Top U.S. law firm Davis Polk announced in an internal email that it had rescinded letters of employment for three law students at Harvard and Columbia universities who signed on to organizational statements about Israel, one of the latest responses to open letters from university groups about the Israel-Hamas conflict that have roiled university donors, employers, alumni and students.
“These statements are simply contrary to our firm’s values and we thus concluded that rescinding these offers was appropriate in upholding our responsibility to provide a safe and inclusive work environment for all Davis Polk employees,” said the email, signed by Neil Barr.
Small-business lawyer Joseph Gerstel posted a screenshot of the email Tuesday on LinkedIn. A Davis Polk representative confirmed it as authentic.

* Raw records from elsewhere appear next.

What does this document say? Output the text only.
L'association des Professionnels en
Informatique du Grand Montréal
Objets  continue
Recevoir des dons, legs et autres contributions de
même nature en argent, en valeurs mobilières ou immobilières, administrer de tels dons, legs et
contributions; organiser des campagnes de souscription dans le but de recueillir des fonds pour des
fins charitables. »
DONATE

Barr went on to write, “At this time, we remain in dialogue with two of these students to ensure that any further color being offered to us by these students is considered.”
A representative of Davis Polk pointed to a statement that was included in the email: “The views expressed in certain of the statements signed by law school student organizations in recent days are in direct contravention of our firm’s value system. For this reason and to ensure we continue to maintain a supportive and inclusive work environment, the student leaders responsible for signing on to these statements are no longer welcome in our firm; and their offers of employment have thus been rescinded.”
The representative did not immediately respond to a question about how the firm identified the students as having signed the statements.
The identities of the students were not revealed in the email, which did not specify which statements the students signed. A series of public statements supporting Palestinians and blaming Israel for the recent Israel-Hamas conflict has created a firestorm on college campuses and in corporate America since last week.
On Oct. 10, The Harvard Crimson, one of the university’s student-run news publications, reported that more than 30 Harvard student groups signed on to a letter that said they held Israel “entirely responsible” for “all unfolding violence” in the conflict, which came after a surprise Hamas attack on Israel killed over 1,300 people. Since the letter was published, numerous CEOs, business leaders and a federal judge have responded by cutting ties with the university, calling for the identifications of the signers or saying they would not hire the signers.
On Oct. 10, Sweetgreen CEO Jonathan Neman posted on X that he would “like to know” which students signed the Harvard statement “so I know never to hire these people.”
“Same,” EasyHealth CEO David Duel wrote on X, replying to Neman.
FabFitFun CEO Michael Broukhim echoed them, and in a post on X he wrote, “Discriminating against terrorist supporters is the most comically easy decision I’ll ever have to make as a CEO.”
Judge Matthew Solomson of the U.S. Court of Federal Claims also reportedly made a statement on LinkedIn that he would not let any of the students who signed on to the statements clerk for him.
Prominent donors have also cut ties with Harvard over the statement, including the Wexner Foundation — co-founded by Leslie Wexner, the former CEO of Victoria’s Secret.
The Harvard Crimson reported last week that at least four online websites have revealed the identities and personal information of students in groups that signed the statement. The Harvard student group that issued the statement has removed the list of organizations that signed on to it.
Harvard President Claudine Gay pushed back against the students’ statement, writing in her own statement to the Crimson on Oct. 10 that “no student group — not even 30 student groups — speaks for Harvard University or its leadership.”
Student groups at other Ivy League universities, including Columbia University, issued similar joint statements in support of Palestinians.
A week previously, another prominent New York City law firm, Winston & Strawn, announced it had rescinded a former summer associate’s letter of employment over “inflammatory comments” that were distributed to the NYU Student Bar Association.